My wife and I regularly drive a rural road between home and a scenic spot where we take daily walks, and occasionally stop at a pub-restaurant nearby. These short drives take us past several large parcels of woodland. Some of it is Norway pine plantation, others a blend of mixed-age conifers and deciduous trees; birch and aspen, mostly.
Along the south-facing sides of these parcels we’ve been finding narrow bands of bare ground. Not bare, actually, but barren of snow, revealing last year’s growth of grassy cover at these sunward-facing woodland edges. It’s clear that the sunlight absorbed by the trees’ trunks and the needle-clad branches has generated enough warmth to gradually melt the snow there. On these daily drives we’ve acquired the habit of counting deer, which we often see either grazing on the snow-flattened, tawny brown grass or bedded down and “ruminating,” also known—in farm animal terminology—as “chewing their cud.”
It would make sense that deer could get more nutrition out of new, green grass. Unfortunately, that is not available just yet. But deer, like cattle, have digestive systems that can digest cellulose, a plant fiber that is just as available in last year’s grasses as it would be in a bale of hay we might feed to a Holstein or a black angus.
On one of our more memorable deer-count trips past these parcels of woodland, we counted 25 in a stretch less than a half mile long. If we had been driving past a captive deer farm somewhere in Minnesota’s Southeast region, we would not have expected to see more! All of which made perfect sense: winter-weary deer taking advantage of one of Nature’s overdue generosities.
All of this made perfect sense. What made less sense, and seen on the day preceding April Fool’s Day, was a pair of sandhill cranes fast-stepping their way across the road and into a snow-drifted cattail margin that surrounds a pond near our home.

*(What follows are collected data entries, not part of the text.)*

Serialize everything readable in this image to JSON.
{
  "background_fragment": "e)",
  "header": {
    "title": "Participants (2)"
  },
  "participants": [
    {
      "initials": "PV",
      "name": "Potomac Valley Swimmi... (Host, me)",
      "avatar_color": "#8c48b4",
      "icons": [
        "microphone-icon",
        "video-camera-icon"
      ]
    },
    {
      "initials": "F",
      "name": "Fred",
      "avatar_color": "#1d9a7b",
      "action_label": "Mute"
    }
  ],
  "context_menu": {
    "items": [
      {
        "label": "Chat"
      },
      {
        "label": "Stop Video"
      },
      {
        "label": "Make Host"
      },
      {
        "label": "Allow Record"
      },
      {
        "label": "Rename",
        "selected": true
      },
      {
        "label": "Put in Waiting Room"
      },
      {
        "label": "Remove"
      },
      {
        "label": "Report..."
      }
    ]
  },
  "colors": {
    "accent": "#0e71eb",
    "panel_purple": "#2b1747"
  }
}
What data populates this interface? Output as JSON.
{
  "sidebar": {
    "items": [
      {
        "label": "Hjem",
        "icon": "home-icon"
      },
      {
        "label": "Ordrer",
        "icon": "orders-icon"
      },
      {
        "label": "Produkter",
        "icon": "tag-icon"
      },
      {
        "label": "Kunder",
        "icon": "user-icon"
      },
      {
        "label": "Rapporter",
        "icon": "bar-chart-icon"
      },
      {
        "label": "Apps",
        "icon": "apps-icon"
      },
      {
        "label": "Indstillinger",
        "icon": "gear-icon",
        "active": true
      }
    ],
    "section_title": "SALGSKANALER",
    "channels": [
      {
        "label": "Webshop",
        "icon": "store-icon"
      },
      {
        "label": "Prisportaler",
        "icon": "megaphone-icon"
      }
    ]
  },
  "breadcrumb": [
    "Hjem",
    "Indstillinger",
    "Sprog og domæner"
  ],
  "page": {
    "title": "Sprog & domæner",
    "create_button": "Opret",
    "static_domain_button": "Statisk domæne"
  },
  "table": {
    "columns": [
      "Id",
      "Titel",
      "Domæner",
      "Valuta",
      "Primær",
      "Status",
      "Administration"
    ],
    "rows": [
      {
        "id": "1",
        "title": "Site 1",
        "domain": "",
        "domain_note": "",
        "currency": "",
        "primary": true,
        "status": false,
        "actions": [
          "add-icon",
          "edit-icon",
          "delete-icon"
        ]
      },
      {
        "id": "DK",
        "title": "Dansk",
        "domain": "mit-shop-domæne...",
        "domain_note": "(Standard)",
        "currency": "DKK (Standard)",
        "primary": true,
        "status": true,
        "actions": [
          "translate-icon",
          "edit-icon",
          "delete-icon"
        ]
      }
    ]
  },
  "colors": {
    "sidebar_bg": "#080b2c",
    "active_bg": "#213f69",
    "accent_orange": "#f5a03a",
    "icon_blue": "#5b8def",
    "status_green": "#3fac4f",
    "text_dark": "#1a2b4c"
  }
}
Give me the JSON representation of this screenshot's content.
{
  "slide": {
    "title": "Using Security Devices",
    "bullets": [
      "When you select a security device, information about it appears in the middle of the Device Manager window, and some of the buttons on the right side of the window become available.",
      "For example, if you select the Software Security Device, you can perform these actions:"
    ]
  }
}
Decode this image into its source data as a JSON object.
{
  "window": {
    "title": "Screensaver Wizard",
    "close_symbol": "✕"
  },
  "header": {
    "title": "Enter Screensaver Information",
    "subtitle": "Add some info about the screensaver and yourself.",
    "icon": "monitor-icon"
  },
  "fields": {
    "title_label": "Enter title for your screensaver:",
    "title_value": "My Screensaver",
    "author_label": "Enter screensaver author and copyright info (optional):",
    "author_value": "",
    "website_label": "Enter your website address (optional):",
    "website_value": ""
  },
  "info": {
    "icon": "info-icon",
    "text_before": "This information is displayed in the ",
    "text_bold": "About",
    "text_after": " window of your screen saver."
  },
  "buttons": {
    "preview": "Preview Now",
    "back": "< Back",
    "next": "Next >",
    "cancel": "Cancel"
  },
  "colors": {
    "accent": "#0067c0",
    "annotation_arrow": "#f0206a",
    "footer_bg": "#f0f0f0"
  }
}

Sandhill cranes are dietary generalists, feeding on grains, seeds, insects, reptiles, amphibians and even small mammals, like mice or voles. Just where this pair of cranes will find these things—with lakes and ponds still frozen, and fields still covered in snow—is anyone’s guess. Perhaps—we can hope—they have inside information on an impending rapid thaw! That, or some a feeding strategy I’m not imaginative enough to guess at!